Iron ore soared 81 percent in 2016 in a year when low-cost supply had been expected to rise further amid tepid consumption, hurting prices. Instead, stimulus in China helped sustain steel output, and that, along with speculative interest and record coal prices, fueled the rally. Better demand and a more restrained approach by top miners Rio Tinto Group and Vale are likely to carry into this year, limiting losses, according to Clarksons Platou Securities Inc.
This year “will bring more supply than current pricing can handle, so pricing should see downward pressure from the current $80 a ton levels,” Jeremy Sussman, an analyst at Clarksons, said in an e-mail. “Nevertheless, we expect it to be a gradual decline rather than a crash that many are still calling for.”
Ore with 62 percent content in Qingdao ended the year at $78.87 a dry metric ton, just below a two-year high of $83.58 hit on Dec. 12, according to Metal Bulletin Ltd. The rally supercharged miners’ shares in 2016, with Rio 34 percent higher in Sydney and Vale more than doubling. Benchmark prices, which capped a record quarter in the three months to December even as supplies stacked up at China’s ports, fell 1.2 percent to $77.91 on Tuesday.
The holdings at ports in the largest buyer, one gauge of supply, surged 22 percent last year for the biggest annual gain since 2011. In the final week of 2016, they expanded 2.7 percent to 113.95 million tons, according to Shanghai Steelhome Information Technology Co. That’s the highest level on record.
“If history is any precedent, record stocks at Chinese ports carry an ominous sign,” Axiom Capital Management Inc. analyst Gordon Johnson and senior associate James Bardowski wrote in a Jan. 2 note.
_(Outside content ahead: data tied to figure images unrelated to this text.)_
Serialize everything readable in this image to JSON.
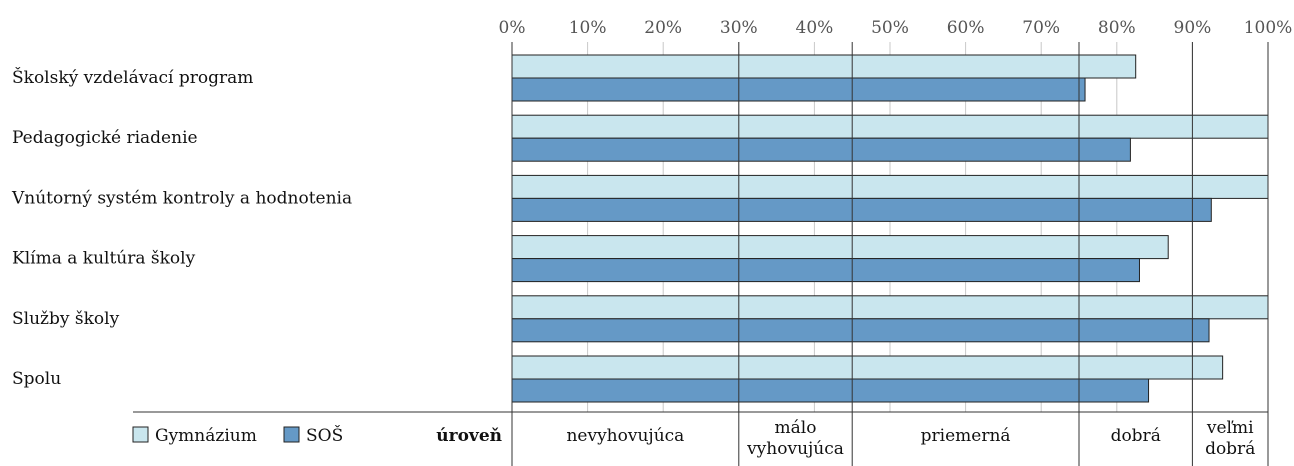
{
  "chart_data": {
    "type": "bar",
    "orientation": "horizontal",
    "categories": [
      "Školský vzdelávací program",
      "Pedagogické riadenie",
      "Vnútorný systém kontroly a hodnotenia",
      "Klíma a kultúra školy",
      "Služby školy",
      "Spolu"
    ],
    "series": [
      {
        "name": "Gymnázium",
        "color": "#c9e6ee",
        "values": [
          82.5,
          100,
          100,
          86.8,
          100,
          94
        ]
      },
      {
        "name": "SOŠ",
        "color": "#6599c6",
        "values": [
          75.8,
          81.8,
          92.5,
          83,
          92.2,
          84.2
        ]
      }
    ],
    "x_ticks": [
      "0%",
      "10%",
      "20%",
      "30%",
      "40%",
      "50%",
      "60%",
      "70%",
      "80%",
      "90%",
      "100%"
    ],
    "xlim": [
      0,
      100
    ],
    "grid": true,
    "legend_position": "bottom-left",
    "level_title": "úroveň",
    "levels": [
      {
        "from": 0,
        "to": 30,
        "lines": [
          "nevyhovujúca"
        ]
      },
      {
        "from": 30,
        "to": 45,
        "lines": [
          "málo",
          "vyhovujúca"
        ]
      },
      {
        "from": 45,
        "to": 75,
        "lines": [
          "priemerná"
        ]
      },
      {
        "from": 75,
        "to": 90,
        "lines": [
          "dobrá"
        ]
      },
      {
        "from": 90,
        "to": 100,
        "lines": [
          "veľmi",
          "dobrá"
        ]
      }
    ]
  }
}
Axiom predicts prices will drop to $61 if inventories fall just half as much as in the last down cycle.
Prices should remain around $70 to $80 in the early part of 2017, with a gradual easing toward the $50-to-$60 range by mid-year, according to Gavin Wendt, founding director and senior resource analyst at MineLife Pty. The drop would come as supply better balances with demand, Wendt said in an e-mail.
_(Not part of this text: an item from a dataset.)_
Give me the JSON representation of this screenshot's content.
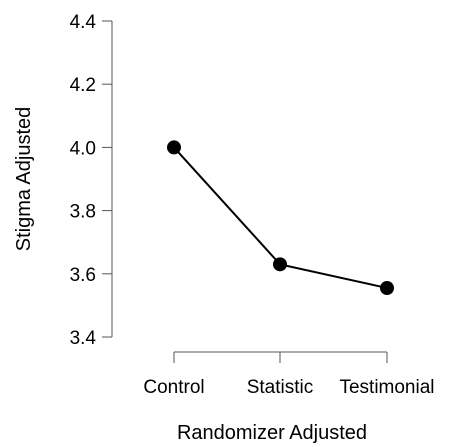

The top four miners, which also include BHP Billiton Ltd. and Fortescue Metals Group Ltd., will probably boost supply 19 million tons next year, mostly from S11D, while a further jump is expected from mid-tier producers, Macquarie Group Ltd. said last month. Current supply is more than sufficient to meet demand, it said in a report.
The $14 billion S11D mine, with first shipments set for this month, will produce 90 million tons a year at full capacity. In the run-up to the opening, Vale executives have stressed the four-year period it’ll take to reach maximum output, and that the net gain to company production will be less than 90 million tons because of infrastructure constraints.
“The Brazilians are going to be very careful,” Philip Kirchlechner, director of Iron Ore Research Pty, said by phone. “They’ve always been very cautious, not expanding too crazily, but probably replacing some of their high-cost production.” Kirchlechner predicted volatile trading this year.
Even before S11D gets into its stride, exports from Brazil are running at a record pace. Total shipments in 2016 were about 374 million tons, topping the previous annual high of 366 million tons in 2015, according to Bloomberg calculations based on data from the Trade Ministry.
The strength of the economy in China will remain a critical factor after stimulus aided steel demand last year. Recent signals are mixed. While the country’s overall manufacturing gauge stabilized last month near a post-2012 high, the steel industry’s PMI dropped below 50 as output and orders fell.
Plenty of banks have forecast weakness in iron ore after 2016’s surprise surge. Morgan Stanley listed the commodity among its bottom three metals picks, and Citigroup Inc. views last year’s rally in bulk commodities as a fluke. Prices are expected to be back below $50 by the third quarter as China’s property market cools, according to Barclays Plc.